Editoriaux - Politique - 15 novembre 2018

À la demande générale de deux admiratrices, François Hollande annonce son retour

François Hollande se demandait comment annoncer la terrible nouvelle. Au Café des sports de Tulle ? Au rayon crèmerie du Franprix de Bezons ? Non. La foire du livre de Brive était l’occasion rêvée.

Je vais revenir. Cette fois-ci, le doute n’est plus permis. François Hollande l’a confié à une admiratrice lors d’une séance de dédicace à la foire du livre de Brive. La pauvre femme lance à l’ex-Président : “On vous regrette beaucoup.” Dans ses yeux, toute la détresse du sado-maso en manque de coups de bâton.

“Moi aussi, je vous regrette beaucoup”, répond l’écrivain. T’as de beaux yeux, tu sais… Mais l’heure n’est pas à la gaudriole. Alors qu’une autre suicidaire demande s’il est bien “retiré de la vie politique intégralement”, après un bref regard caméra façon Certains l’aiment chaud, l’ex le plus célèbre de France répond à mi-voix : “Non, je vais revenir.” Waouh ! C’est une explosion de joie sur le stand, des paillettes tombent du plafond, la dame qui regrette s’évanouit de bonheur, une queue-leu-leu s’organise. La liesse est indescriptible.
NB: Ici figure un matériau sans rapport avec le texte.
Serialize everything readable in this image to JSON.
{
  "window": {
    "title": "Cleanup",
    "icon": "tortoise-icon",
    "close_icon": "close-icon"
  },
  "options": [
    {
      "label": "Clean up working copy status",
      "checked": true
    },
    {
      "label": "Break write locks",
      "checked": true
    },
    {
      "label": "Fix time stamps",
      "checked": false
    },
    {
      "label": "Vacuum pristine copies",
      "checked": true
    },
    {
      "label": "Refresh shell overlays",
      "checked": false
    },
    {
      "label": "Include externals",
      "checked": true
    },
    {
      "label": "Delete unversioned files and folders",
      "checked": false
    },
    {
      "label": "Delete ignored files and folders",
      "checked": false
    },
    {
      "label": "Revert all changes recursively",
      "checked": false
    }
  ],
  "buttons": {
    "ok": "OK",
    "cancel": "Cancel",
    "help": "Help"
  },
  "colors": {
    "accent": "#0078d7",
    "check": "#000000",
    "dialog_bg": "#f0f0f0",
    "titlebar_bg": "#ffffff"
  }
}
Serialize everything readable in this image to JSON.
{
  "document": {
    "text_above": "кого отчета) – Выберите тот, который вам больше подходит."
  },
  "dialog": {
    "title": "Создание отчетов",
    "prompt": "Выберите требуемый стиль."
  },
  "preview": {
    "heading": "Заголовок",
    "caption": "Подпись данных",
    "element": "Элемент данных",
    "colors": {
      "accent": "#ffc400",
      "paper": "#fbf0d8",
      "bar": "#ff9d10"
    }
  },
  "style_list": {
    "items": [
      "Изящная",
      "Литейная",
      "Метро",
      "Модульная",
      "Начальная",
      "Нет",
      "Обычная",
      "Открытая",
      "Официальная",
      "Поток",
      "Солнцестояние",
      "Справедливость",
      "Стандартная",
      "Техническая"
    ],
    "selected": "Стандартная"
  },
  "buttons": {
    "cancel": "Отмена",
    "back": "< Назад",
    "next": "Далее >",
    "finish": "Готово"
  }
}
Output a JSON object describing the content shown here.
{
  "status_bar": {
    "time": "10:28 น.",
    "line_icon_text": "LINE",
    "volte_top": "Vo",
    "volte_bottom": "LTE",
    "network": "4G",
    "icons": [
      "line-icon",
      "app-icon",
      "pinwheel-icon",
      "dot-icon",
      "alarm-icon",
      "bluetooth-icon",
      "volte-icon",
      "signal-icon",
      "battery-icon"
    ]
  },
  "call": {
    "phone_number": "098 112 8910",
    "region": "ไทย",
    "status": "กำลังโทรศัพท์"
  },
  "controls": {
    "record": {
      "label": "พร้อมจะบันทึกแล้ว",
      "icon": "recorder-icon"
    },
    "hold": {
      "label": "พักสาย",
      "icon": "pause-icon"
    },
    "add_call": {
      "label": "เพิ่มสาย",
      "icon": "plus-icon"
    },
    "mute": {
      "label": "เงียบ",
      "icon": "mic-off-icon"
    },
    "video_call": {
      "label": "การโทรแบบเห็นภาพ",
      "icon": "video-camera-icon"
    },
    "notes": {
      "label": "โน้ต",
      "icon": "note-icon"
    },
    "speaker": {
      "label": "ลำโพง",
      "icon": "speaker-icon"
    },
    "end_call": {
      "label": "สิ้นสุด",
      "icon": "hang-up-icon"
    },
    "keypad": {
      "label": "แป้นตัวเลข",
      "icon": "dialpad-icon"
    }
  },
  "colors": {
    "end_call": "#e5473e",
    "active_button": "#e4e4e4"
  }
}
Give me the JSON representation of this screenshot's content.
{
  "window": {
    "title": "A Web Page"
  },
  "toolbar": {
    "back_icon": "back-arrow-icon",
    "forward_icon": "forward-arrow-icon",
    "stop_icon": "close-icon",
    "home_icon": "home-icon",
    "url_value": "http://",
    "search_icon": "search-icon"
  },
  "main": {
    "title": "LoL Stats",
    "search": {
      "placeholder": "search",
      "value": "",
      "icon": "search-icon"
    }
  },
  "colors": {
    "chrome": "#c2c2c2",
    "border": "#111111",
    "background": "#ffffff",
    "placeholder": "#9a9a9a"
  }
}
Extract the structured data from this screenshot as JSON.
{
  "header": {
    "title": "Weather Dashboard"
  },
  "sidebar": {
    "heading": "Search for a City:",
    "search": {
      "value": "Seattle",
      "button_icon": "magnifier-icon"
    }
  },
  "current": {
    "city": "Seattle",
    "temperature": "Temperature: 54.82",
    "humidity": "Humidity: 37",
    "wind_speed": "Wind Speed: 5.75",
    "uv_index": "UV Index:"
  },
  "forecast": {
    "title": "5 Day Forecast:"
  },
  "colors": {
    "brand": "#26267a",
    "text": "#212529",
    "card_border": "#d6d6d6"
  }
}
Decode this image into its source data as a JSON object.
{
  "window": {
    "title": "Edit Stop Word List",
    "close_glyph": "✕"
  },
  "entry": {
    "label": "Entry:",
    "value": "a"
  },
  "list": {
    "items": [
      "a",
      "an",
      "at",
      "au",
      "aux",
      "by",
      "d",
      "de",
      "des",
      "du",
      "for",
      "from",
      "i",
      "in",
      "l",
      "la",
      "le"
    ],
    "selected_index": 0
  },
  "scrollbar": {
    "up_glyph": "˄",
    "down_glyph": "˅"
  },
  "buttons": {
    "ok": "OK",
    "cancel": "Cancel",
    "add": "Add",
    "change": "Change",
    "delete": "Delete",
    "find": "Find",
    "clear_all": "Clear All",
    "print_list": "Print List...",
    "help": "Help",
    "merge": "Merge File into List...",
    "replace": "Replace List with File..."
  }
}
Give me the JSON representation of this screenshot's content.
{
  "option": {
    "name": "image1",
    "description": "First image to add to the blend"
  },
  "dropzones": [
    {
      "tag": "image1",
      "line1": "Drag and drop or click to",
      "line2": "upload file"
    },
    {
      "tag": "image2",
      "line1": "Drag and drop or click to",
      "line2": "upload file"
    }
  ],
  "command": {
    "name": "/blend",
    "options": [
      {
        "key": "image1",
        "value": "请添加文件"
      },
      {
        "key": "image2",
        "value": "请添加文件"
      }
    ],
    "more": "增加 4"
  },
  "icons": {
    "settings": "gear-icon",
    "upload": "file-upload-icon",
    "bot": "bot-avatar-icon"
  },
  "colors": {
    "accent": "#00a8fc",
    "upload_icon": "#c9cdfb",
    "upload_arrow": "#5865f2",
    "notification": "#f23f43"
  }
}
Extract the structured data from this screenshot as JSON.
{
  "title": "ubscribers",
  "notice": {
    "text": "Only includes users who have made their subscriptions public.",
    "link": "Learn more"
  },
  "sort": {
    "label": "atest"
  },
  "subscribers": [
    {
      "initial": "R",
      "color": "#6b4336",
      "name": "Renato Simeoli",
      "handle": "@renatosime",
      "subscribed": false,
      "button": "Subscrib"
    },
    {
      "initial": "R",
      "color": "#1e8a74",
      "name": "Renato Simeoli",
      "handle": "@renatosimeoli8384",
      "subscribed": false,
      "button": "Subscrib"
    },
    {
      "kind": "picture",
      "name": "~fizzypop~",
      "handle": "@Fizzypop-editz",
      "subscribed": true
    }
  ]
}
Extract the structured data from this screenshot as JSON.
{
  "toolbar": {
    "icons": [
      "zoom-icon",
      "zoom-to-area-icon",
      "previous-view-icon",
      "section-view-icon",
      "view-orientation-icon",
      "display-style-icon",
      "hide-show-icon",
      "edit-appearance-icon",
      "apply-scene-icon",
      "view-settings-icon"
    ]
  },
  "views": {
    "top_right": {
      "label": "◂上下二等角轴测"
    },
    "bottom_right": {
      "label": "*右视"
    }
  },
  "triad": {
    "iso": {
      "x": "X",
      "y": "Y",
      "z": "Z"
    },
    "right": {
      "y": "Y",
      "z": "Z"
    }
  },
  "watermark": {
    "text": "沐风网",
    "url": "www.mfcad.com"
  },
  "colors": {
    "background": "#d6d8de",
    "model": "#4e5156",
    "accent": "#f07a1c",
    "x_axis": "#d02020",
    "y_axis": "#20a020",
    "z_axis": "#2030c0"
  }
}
Il va revenir. La tuile menaçait. Depuis plusieurs semaines, François Hollande se demandait comment annoncer la terrible nouvelle. Au Café des sports de Tulle ? Au rayon crèmerie du Franprix de Bezons ? En première partie de la tournée Âge tendre ? Non. La foire du livre de Brive était l’occasion rêvée. Entouré de rescapés du “changement, c’est maintenant”, il allait dévoiler le pot aux roses. La France avait besoin qu’on lui règle son compte définitivement. Il était l’homme de la situation. Voilà, c’était dit ; restait l’action.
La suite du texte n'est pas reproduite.